As part of the Twowritingteachers.org challenge this year, I will be answering some of the questions and then you have the opportunity to journal about the question, ask a person you want to be closer to, or answer in the comments.

My childhood was not full of trauma and I was privileged. My parents have stayed together which was unusual among my friends. When I was little I spent a lot of time at my maternal grandparents. Every vacation and weekend was spent with them til the summer of my 8th grade year in school.

I also spent the majority of my time from age 2.5 to 5 at my Oma’s house. That is my recollection anyway. I had friends in the neighborhood I played with outside every day. They all thought I lived there permanently. I did too. Whenever I went “home” it always felt like I was visiting my parents just waiting to go back to Oma’s.

When it came time for me to go to kindergarten I was upset that I had to go to school in my parent’s town, not my grandparents.

At this point in my life I wish I would have started and continued my school life in my grandparents town.

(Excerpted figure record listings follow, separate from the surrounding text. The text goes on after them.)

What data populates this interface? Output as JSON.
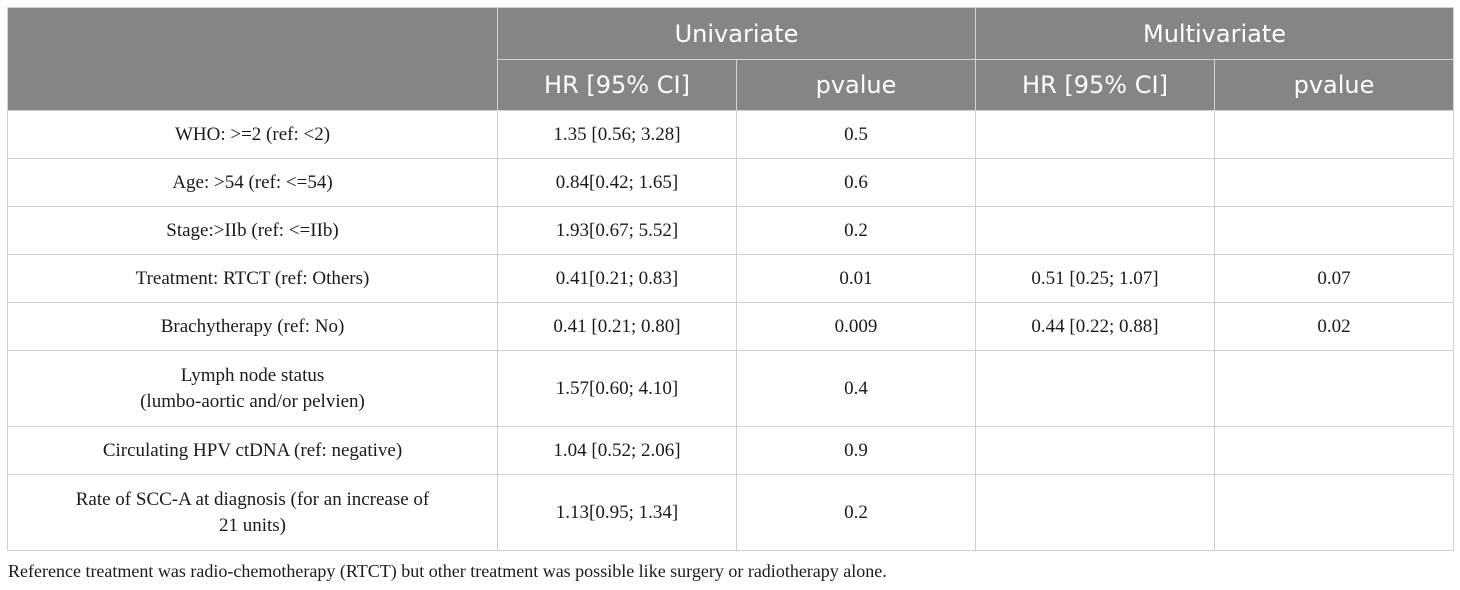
{
  "table": {
    "group_headers": [
      "",
      "Univariate",
      "Multivariate"
    ],
    "sub_headers": [
      "HR [95% CI]",
      "pvalue",
      "HR [95% CI]",
      "pvalue"
    ],
    "rows": [
      {
        "label": "WHO: >=2 (ref: <2)",
        "uni_hr": "1.35 [0.56; 3.28]",
        "uni_p": "0.5",
        "multi_hr": "",
        "multi_p": ""
      },
      {
        "label": "Age: >54 (ref: <=54)",
        "uni_hr": "0.84[0.42; 1.65]",
        "uni_p": "0.6",
        "multi_hr": "",
        "multi_p": ""
      },
      {
        "label": "Stage:>IIb (ref: <=IIb)",
        "uni_hr": "1.93[0.67; 5.52]",
        "uni_p": "0.2",
        "multi_hr": "",
        "multi_p": ""
      },
      {
        "label": "Treatment: RTCT (ref: Others)",
        "uni_hr": "0.41[0.21; 0.83]",
        "uni_p": "0.01",
        "multi_hr": "0.51 [0.25; 1.07]",
        "multi_p": "0.07"
      },
      {
        "label": "Brachytherapy (ref: No)",
        "uni_hr": "0.41 [0.21; 0.80]",
        "uni_p": "0.009",
        "multi_hr": "0.44 [0.22; 0.88]",
        "multi_p": "0.02"
      },
      {
        "label_line1": "Lymph node status",
        "label_line2": "(lumbo-aortic and/or pelvien)",
        "uni_hr": "1.57[0.60; 4.10]",
        "uni_p": "0.4",
        "multi_hr": "",
        "multi_p": ""
      },
      {
        "label": "Circulating HPV ctDNA (ref: negative)",
        "uni_hr": "1.04 [0.52; 2.06]",
        "uni_p": "0.9",
        "multi_hr": "",
        "multi_p": ""
      },
      {
        "label_line1": "Rate of SCC-A at diagnosis (for an increase of",
        "label_line2": "21 units)",
        "uni_hr": "1.13[0.95; 1.34]",
        "uni_p": "0.2",
        "multi_hr": "",
        "multi_p": ""
      }
    ]
  },
  "footnote": "Reference treatment was radio-chemotherapy (RTCT) but other treatment was possible like surgery or radiotherapy alone."
}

My life would have turned out a lot differently if I had followed that path. When my friends found out I was coming to school with them, the relationship changed. There was a lot I missed out on being there on the weekends after school started.

I cannot go back to that time and the decision was not mine to make but it would have been interesting to see the trajectory if that was the path had been chosen for me.

5 thoughts on “A Question of Childhood

  1. “Whenever I went ‘home’ it always felt like I was visiting my parents just waiting to go back to Oma’s.” This is such a powerful quote and so much how little kids think. Do you think you ever said it to your parents? You have reminded me of a comment my son made when I picked him up at the airport after a visit with his Papa and Mama. He was about 10, and when I saw his tears, I assumed they, like mine, were because he was glad to see me. Instead, he said, “I wish I didn’t have to leave them.” Thanks for the memory!


    • I did say it to my parents and they were angry. I tried to convince them to let me go to school in the town with my grandparents and I got some sort of “You are our child and will live with us and go to school” I am sure my feelings were hurtful to them even though that was not intentional. I often wanted to be in two places at once though. I feel that might have been where your son was at emotionally. I felt guilty that I wanted to stay with my grandparents sometimes. I remember my mom getting angry about it a lot.


      • You are absolutely spot on here with that “two places at once” emotional conflict. Thank you.